Autumn of 2013. My eldest was nine years old, middle almost eight, youngest just turned six. All three were in primary school. We were allegedly smack-bang in the golden parenting stages. If there ever was such a thing. Which there is not.
We’d had nits before, don’t get me wrong. Condition, comb, condition, comb, condition, comb. This time was different. This time, all three kids had the critters at the same time. And this time, I had the critters too.
I dealt with it, as any woman would, with calm, stoic servitude:
It took me all of autumn and most of winter to be rid of the horrible things. Every single night, condition, comb, comb, comb, comb, comb. I was combing in my sleep. My poor kids were scratching in their sleep. It was horrendous. I mean, have you seen my family’s hair!?
To this day, every time someone mentions that their kid has nits, I have a visceral reaction. I swear I have a touch of PTSD. We haven’t had nits through our house in more than five years, but every time one of the kids so much as touches their head, I’m in there with a torch. Catch the buggers early, is my key piece of advice.
Which brings me to all the parenting stages that we really never truly get over. There are a frightening number of them, but here are my top picks.
1. Obviously the nits
I don’t think high school has nits. At least, not in my experience. I think if head lice ever came to my kids’ high school, I would swiftly move them to a new school. Sorry kids, show’s over.
2. Newborn baby
Is there anything quite as adrenaline-inducing as your newborn baby’s cry in the night? That ice-cold gasp of being cried awake is not something I will ever forget. Nor the constant angst. Nor the sleep deprivation. Nor the horror of realising you have no idea what you’re doing, but you are in charge here so do something you must.
3. The tearaway years
So exciting when they learn to walk. So terrifying when they learn to run. If you had a breakaway-kid like I did, you’ll understand why leashes on kids are a blessing.
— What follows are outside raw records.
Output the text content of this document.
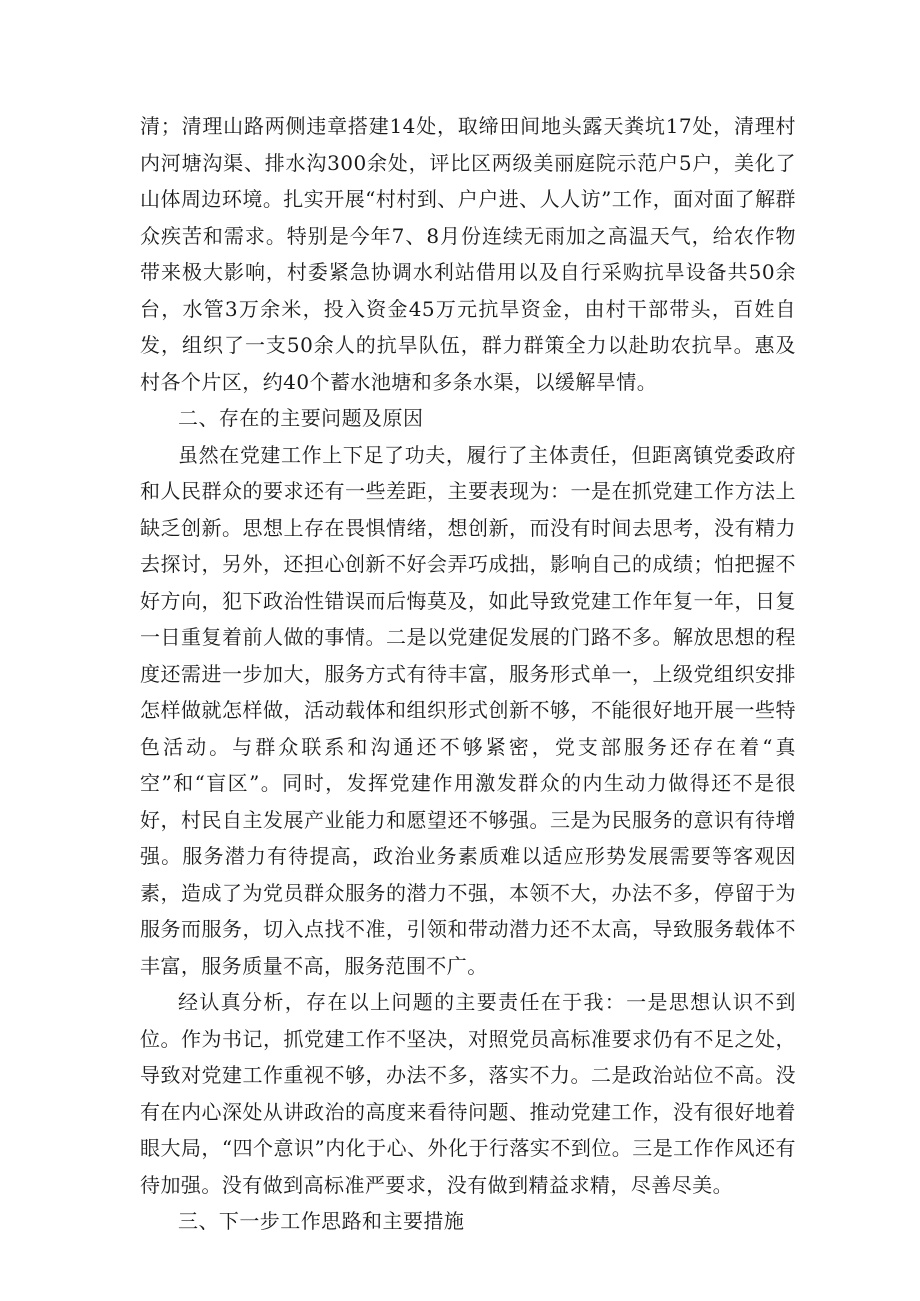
清；清理山路两侧违章搭建14处，取缔田间地头露天粪坑17处，清理村内河塘沟渠、排水沟300余处，评比区两级美丽庭院示范户5户，美化了山体周边环境。扎实开展“村村到、户户进、人人访”工作，面对面了解群众疾苦和需求。特别是今年7、8月份连续无雨加之高温天气，给农作物带来极大影响，村委紧急协调水利站借用以及自行采购抗旱设备共50余台，水管3万余米，投入资金45万元抗旱资金，由村干部带头，百姓自发，组织了一支50余人的抗旱队伍，群力群策全力以赴助农抗旱。惠及村各个片区，约40个蓄水池塘和多条水渠，以缓解旱情。

二、存在的主要问题及原因

虽然在党建工作上下足了功夫，履行了主体责任，但距离镇党委政府和人民群众的要求还有一些差距，主要表现为：一是在抓党建工作方法上缺乏创新。思想上存在畏惧情绪，想创新，而没有时间去思考，没有精力去探讨，另外，还担心创新不好会弄巧成拙，影响自己的成绩；怕把握不好方向，犯下政治性错误而后悔莫及，如此导致党建工作年复一年，日复一日重复着前人做的事情。二是以党建促发展的门路不多。解放思想的程度还需进一步加大，服务方式有待丰富，服务形式单一，上级党组织安排怎样做就怎样做，活动载体和组织形式创新不够，不能很好地开展一些特色活动。与群众联系和沟通还不够紧密，党支部服务还存在着“真空”和“盲区”。同时，发挥党建作用激发群众的内生动力做得还不是很好，村民自主发展产业能力和愿望还不够强。三是为民服务的意识有待增强。服务潜力有待提高，政治业务素质难以适应形势发展需要等客观因素，造成了为党员群众服务的潜力不强，本领不大，办法不多，停留于为服务而服务，切入点找不准，引领和带动潜力还不太高，导致服务载体不丰富，服务质量不高，服务范围不广。

经认真分析，存在以上问题的主要责任在于我：一是思想认识不到位。作为书记，抓党建工作不坚决，对照党员高标准要求仍有不足之处，导致对党建工作重视不够，办法不多，落实不力。二是政治站位不高。没有在内心深处从讲政治的高度来看待问题、推动党建工作，没有很好地着眼大局，“四个意识”内化于心、外化于行落实不到位。三是工作作风还有待加强。没有做到高标准严要求，没有做到精益求精，尽善尽美。

三、下一步工作思路和主要措施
Heart-stopping moments involving screeching cars and blaring horns tend to change your mind about such things.
4. Potty training
The only thing to rival the newborn adrenaline is the bolt of energy that surges when your kid calls from the back of the car, “I’m doing a poo!” Godspeed, potty training mums everywhere. Godspeed.
5. First day at school
The heart bleeds on your kid’s first day at school. All life is in that moment. The torturous separation as they get towed away by a sixth grader. The gut-wrenching knowledge that you have not done enough. The tears as you realise that they will be coming back, tireder than ever, in a mere six hours time.
6. Hospital visit
When you suddenly realise that whatever is going on with your child, you can’t help them. We complain endlessly (and should) that we have to do all the things. But nothing is worse than not being able to do all the things.
7. Bloody high school
If first day at big school nearly killed you, then day one at really-big school will finish you off. Your kid will barely even wave goodbye as they head into the great unknown. Every awful moment you endured yourself at high school comes rushing back in a wave of nausea. You are convinced your kid is bashed and broken behind E Block by 9.23am.
This should help: 21+ things to know about starting high school
It’s bad enough that we’ve had our own period for X number of decades (did I really need to point that out? The decades thing?). Now we have to go through it all over again once, maybe twice, thrice or more, with our daughters. Just no. That plus having our baby boy grow toe hair and a man voice seemingly overnight. What fresh hell?
9. Sex wars
When your kid tries valiantly to bash the locked door down in the middle of the night and you’re behind it frantically trying to find your pants. It changes a person.
10. The best is yet to come
While the best-best of raising our cherubs is yet to come, so is the best-worst. The first time we’re negotiating room arrangements for their own sexy sleepovers is surely going to be up there with the nits. Oh dear god, hold me.
This article is written with deepest respect to parents going through far worse than these silly-awful stages of parenting.
What’s been your least favourite parenting stage (so far)?